Birileri çıkmış 'Diyarbakır'dan Başbakan'ın beklentisi yok' diyor. Çıkmış, 'Başbakan Amed'e gelemez' diyor. Çıkmış, 'Kürtler sokağa çıkmasın' diyor. Bu ne demek? Sen kimsin, kim oluyorsun? Kim oluyorsun? Kusura bakmasınlar ben buraya kardeşlerimle kucaklaşmaya geldim. Ben buraya milletimle aracısız kucaklaşmaya geldim. Ben simsarlarla değil, aracısız kardeşlerimle konuşmaya geldim.
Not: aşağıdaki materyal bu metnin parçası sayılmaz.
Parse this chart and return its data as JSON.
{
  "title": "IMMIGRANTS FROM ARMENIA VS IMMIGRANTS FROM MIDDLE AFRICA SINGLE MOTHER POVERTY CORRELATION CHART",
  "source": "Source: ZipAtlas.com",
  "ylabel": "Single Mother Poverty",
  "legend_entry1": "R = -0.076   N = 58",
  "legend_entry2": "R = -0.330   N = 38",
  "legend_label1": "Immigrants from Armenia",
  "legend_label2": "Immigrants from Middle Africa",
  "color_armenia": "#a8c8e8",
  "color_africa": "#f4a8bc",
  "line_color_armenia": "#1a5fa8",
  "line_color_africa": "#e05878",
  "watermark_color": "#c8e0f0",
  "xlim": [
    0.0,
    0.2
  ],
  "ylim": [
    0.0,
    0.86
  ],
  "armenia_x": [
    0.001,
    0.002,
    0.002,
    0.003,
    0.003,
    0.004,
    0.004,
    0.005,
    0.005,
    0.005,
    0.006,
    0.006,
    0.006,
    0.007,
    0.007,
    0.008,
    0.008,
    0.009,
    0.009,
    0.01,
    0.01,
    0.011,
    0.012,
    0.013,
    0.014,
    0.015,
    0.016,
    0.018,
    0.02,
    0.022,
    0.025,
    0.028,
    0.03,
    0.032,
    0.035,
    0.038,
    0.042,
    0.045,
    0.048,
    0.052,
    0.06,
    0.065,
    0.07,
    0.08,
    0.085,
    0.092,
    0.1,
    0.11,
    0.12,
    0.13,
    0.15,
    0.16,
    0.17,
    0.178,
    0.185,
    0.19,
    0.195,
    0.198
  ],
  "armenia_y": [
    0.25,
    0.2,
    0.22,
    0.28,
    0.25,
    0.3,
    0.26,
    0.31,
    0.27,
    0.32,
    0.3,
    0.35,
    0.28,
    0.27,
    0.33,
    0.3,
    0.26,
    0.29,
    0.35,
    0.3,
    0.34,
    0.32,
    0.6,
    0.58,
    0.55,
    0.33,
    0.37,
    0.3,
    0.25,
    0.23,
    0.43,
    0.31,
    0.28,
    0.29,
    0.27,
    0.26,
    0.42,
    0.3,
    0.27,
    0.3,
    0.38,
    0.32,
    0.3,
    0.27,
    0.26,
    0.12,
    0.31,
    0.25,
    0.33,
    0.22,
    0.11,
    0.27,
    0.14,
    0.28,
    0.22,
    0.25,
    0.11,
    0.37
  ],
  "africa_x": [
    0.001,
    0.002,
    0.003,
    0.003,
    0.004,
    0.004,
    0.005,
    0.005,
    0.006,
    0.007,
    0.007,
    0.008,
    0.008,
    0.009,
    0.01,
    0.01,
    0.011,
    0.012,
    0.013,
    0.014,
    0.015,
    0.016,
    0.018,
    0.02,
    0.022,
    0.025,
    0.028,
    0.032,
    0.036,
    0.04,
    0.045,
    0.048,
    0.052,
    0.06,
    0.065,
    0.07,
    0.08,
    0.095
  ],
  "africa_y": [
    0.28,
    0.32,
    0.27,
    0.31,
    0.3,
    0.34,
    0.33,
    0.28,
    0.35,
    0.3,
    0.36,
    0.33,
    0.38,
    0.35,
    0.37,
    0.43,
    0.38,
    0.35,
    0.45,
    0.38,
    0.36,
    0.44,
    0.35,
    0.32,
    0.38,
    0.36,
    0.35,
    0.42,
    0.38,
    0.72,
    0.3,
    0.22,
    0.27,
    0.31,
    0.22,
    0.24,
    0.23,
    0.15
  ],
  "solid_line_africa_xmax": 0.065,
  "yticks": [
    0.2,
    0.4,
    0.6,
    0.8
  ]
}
Dün, çıkmış diyor ki bir tanesi adeta tehdit edercesine 'AK Parti'nin kongresine kimse gitmesin'. Siz burada yapılacak olan demokratik bir kongreden neden bu kadar çok korkuyorsunuz? Hani siz özgürlükten yanaydınız, demokrasiden yanaydınız?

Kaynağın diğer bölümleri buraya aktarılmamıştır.